O combien le repos devroit estre plaisant
Apres un long chemin, fascheux & difficile !
O combien la santé qui tire le débile
Hors du lict par la main, le va favorisant,

Combien, aprés la nuict, le soleil reluisant
Fait paroistre au matin son jour doux & utile,
Combien aprés l’hyver vault un printemps fertile,
Et le zephir douillet aprés le froid cuisant !

Combien aprés la peur est douce l’asseurance,
Aprés le desespoir est chere l’esperance,
Aprés le sens perdu recouvrer la raison !
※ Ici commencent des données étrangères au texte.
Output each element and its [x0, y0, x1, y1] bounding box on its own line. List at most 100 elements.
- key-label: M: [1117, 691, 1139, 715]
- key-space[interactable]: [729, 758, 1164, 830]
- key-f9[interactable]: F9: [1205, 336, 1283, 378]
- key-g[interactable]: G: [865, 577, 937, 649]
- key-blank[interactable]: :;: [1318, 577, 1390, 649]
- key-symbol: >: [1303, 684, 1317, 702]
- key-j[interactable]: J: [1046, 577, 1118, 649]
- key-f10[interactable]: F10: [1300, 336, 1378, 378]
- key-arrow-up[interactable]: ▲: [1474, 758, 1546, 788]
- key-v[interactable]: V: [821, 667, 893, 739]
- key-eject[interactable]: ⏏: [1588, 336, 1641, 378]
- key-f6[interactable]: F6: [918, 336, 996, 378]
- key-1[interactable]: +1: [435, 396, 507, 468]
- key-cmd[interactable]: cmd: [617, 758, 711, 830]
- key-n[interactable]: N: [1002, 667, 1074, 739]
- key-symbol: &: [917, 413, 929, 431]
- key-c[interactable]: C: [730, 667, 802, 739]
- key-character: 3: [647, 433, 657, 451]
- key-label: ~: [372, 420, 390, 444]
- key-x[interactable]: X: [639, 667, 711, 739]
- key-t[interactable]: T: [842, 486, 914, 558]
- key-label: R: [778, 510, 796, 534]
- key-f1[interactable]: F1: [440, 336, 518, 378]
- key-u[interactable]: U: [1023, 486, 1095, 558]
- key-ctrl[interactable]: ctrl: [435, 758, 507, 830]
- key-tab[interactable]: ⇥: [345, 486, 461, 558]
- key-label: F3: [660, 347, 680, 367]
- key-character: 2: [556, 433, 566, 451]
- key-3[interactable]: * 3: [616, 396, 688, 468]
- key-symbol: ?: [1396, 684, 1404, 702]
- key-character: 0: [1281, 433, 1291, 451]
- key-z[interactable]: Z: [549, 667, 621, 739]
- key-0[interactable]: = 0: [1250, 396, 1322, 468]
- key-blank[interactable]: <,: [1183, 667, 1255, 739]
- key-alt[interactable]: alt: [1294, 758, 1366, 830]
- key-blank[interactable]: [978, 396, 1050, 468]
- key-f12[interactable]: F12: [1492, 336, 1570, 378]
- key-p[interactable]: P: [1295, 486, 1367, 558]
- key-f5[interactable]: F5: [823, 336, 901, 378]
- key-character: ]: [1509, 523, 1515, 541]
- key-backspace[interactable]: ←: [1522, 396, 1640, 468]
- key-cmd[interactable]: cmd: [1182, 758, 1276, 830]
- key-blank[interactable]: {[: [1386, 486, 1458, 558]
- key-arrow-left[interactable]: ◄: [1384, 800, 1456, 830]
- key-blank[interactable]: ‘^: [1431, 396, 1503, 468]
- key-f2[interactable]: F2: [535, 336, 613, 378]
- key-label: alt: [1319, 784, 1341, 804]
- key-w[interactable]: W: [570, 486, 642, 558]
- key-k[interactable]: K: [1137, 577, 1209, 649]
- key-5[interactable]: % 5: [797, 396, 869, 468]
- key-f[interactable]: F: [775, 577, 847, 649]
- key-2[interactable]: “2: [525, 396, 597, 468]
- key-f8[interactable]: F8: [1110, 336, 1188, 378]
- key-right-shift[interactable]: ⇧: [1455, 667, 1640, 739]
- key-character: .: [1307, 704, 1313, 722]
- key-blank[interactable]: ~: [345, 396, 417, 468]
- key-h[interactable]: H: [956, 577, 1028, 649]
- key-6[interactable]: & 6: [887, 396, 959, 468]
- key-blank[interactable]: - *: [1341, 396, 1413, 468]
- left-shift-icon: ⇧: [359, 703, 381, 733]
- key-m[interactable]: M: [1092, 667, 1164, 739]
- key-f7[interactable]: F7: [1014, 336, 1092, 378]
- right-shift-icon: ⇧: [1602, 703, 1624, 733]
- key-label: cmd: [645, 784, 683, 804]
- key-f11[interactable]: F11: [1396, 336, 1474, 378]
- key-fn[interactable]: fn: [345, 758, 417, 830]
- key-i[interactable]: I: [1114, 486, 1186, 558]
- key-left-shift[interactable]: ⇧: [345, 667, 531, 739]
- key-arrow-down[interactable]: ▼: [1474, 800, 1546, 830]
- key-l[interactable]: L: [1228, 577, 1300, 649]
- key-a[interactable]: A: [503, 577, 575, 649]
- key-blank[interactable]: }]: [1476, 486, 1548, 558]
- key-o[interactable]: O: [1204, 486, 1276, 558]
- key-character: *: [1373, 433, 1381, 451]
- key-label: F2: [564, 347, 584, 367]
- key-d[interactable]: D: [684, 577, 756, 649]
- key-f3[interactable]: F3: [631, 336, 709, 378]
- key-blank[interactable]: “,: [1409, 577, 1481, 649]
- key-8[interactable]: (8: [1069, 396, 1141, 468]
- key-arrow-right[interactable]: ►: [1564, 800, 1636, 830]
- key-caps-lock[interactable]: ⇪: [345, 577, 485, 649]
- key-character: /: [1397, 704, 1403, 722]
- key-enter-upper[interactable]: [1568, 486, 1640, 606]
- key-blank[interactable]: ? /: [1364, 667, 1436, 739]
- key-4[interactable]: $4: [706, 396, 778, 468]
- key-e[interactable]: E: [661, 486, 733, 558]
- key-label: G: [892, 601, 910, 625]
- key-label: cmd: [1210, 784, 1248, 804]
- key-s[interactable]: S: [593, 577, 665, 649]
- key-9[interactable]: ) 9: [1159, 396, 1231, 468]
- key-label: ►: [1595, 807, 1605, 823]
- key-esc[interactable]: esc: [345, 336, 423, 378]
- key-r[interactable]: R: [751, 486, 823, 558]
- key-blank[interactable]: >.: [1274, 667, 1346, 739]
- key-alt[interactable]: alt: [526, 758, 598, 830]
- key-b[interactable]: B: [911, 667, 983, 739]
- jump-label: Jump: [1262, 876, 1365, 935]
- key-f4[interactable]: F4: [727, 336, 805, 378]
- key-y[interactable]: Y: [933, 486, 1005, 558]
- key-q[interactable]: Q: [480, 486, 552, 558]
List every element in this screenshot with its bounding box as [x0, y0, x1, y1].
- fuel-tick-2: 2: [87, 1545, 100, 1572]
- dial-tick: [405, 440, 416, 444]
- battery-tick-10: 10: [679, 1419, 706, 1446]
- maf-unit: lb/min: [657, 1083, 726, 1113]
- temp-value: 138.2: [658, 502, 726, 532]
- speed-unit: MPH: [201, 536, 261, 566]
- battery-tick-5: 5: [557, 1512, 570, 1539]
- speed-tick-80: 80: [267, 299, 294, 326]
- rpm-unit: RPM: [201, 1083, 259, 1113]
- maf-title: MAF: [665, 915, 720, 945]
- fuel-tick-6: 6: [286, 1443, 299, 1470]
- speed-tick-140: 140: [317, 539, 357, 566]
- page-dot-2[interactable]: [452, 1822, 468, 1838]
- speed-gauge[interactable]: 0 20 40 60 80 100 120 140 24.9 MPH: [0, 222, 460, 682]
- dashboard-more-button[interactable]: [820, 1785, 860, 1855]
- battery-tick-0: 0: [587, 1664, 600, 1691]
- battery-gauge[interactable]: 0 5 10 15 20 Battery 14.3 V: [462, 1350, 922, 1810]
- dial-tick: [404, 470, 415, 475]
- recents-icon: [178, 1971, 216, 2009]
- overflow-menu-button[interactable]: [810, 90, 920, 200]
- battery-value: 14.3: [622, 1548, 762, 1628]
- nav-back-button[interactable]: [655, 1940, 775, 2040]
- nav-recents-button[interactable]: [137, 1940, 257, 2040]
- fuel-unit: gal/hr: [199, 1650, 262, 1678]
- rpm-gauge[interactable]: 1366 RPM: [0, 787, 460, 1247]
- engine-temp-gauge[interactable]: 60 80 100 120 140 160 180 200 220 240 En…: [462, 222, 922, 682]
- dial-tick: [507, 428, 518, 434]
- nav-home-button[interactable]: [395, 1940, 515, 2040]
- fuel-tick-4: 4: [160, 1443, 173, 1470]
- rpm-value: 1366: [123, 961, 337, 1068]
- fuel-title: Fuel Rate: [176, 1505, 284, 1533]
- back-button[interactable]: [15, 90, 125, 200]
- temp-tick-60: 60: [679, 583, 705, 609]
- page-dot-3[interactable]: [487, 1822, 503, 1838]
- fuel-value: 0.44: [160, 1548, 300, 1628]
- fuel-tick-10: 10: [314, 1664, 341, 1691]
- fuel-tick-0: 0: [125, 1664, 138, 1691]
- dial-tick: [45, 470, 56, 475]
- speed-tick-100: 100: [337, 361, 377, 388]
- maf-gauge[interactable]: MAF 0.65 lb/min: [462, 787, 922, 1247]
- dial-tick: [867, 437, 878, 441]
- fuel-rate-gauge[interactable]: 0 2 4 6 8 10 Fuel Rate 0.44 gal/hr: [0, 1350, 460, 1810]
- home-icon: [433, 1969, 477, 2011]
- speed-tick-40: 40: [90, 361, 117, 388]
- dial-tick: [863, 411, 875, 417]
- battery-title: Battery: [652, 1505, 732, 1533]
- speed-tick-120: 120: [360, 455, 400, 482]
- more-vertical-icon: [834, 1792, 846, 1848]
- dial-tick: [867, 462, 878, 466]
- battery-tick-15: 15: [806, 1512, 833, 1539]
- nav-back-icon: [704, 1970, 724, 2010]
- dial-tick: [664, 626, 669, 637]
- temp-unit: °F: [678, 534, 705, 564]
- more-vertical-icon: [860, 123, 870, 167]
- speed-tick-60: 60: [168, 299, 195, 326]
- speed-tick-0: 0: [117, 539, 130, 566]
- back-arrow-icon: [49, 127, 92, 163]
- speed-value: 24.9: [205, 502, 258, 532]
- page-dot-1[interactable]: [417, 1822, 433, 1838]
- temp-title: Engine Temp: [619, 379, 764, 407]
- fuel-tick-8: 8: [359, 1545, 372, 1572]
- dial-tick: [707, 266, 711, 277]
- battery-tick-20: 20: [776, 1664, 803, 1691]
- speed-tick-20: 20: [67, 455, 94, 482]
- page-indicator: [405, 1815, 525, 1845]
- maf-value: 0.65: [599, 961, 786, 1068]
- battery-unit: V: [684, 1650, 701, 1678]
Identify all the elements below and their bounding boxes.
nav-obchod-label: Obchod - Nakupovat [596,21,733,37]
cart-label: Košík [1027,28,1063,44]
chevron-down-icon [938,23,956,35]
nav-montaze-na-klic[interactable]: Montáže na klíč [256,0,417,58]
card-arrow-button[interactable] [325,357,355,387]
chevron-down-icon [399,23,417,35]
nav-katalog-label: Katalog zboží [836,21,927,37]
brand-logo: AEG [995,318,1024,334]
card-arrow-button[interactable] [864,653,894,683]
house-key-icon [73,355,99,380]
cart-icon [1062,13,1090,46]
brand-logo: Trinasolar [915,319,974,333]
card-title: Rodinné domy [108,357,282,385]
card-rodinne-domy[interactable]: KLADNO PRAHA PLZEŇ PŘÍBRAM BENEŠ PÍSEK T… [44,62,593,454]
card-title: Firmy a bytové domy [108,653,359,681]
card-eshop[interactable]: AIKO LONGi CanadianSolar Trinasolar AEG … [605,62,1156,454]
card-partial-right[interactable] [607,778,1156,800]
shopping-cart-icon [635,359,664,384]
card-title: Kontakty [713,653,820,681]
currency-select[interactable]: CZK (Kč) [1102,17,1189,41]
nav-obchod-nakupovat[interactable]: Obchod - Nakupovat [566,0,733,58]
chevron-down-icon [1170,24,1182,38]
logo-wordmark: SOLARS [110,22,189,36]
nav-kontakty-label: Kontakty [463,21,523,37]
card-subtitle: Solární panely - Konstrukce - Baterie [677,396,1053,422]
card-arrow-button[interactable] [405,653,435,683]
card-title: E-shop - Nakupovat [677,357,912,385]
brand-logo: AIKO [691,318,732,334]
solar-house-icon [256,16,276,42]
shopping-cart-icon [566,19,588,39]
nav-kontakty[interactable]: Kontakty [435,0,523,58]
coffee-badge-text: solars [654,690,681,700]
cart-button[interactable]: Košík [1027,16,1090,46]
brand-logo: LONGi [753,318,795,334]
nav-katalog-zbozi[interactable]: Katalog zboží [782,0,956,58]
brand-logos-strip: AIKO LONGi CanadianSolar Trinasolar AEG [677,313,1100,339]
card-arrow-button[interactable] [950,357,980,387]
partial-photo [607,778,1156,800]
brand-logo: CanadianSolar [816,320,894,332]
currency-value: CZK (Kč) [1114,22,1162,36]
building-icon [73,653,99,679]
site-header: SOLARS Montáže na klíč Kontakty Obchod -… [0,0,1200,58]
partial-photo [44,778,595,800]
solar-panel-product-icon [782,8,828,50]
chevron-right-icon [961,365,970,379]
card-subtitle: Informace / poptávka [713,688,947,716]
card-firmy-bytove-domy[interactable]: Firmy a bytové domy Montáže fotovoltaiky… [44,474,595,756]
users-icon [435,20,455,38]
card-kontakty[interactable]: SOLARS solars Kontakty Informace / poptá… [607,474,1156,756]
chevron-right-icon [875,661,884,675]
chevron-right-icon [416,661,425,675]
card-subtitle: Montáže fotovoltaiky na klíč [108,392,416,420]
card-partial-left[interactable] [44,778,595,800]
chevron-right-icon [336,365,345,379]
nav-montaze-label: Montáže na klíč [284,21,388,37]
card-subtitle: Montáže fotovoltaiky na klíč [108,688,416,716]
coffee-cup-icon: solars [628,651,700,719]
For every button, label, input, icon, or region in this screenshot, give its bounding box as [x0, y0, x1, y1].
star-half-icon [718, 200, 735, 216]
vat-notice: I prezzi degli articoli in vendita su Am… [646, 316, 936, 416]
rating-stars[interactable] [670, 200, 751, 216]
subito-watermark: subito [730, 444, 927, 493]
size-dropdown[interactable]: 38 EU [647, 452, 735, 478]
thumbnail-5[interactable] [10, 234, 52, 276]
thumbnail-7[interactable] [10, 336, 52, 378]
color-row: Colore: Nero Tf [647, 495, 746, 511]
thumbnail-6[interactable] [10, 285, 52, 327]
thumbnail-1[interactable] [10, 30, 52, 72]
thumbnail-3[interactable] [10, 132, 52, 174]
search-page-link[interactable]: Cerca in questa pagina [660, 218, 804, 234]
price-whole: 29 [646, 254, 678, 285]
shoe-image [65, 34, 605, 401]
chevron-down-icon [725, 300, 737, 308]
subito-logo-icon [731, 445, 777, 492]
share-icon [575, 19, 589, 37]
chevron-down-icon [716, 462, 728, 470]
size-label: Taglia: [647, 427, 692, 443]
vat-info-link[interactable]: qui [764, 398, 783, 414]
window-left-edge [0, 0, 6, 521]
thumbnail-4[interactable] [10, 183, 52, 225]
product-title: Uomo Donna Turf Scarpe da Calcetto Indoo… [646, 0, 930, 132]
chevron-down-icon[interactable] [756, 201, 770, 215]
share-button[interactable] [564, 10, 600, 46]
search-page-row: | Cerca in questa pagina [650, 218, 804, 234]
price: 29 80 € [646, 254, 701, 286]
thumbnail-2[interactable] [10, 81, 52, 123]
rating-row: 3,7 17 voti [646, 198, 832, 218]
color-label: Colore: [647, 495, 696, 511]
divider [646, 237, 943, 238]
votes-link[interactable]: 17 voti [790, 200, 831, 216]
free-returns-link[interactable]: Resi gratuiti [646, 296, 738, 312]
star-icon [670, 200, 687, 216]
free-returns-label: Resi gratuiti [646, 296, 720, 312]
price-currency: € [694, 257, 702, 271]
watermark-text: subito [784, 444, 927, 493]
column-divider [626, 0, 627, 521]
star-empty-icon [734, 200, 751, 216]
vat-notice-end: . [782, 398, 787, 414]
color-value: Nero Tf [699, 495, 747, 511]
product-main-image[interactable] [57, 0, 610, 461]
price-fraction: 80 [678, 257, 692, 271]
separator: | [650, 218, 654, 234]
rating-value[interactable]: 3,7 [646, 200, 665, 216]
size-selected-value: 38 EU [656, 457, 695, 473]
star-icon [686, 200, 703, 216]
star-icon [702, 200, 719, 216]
O combien à souhait, combien délicieuse
Seroit ma liberté aprés ceste prison,
Combien au condamné seroit la vie heureuse !


LXVII.

Docteurs, qui annoncez que nos Espritz ont eu
Entrant dedans leur corps, de la main de leur pere,
Le choix du bon, pour voir & fuir le contraire,
Et que l’arbitre franc du Ciel ils ont reçeu,

Si vous aviez, cagotz, fait preuve de ce feu
Qui sçait de mon plaisir ma volonté distraire,
Qui fait haïr mon bien & mon malheur me plaire,
Et ne pouvoir vouloir, vouloir ce que je suis.

Vous sçauriez que l’esprit se sent de son organe.
J’en fis la preuve allors que les yeux de Diane
Changerent mon vouloir à ne vouloir qu’amour ;

Ma volonté n’est plus volonté qu’à faux tiltre,
Je voudroy’ n’aimer point, & j’ayme de ce jour
Ce qui m’oste le choix, l’ame & le franc arbitre.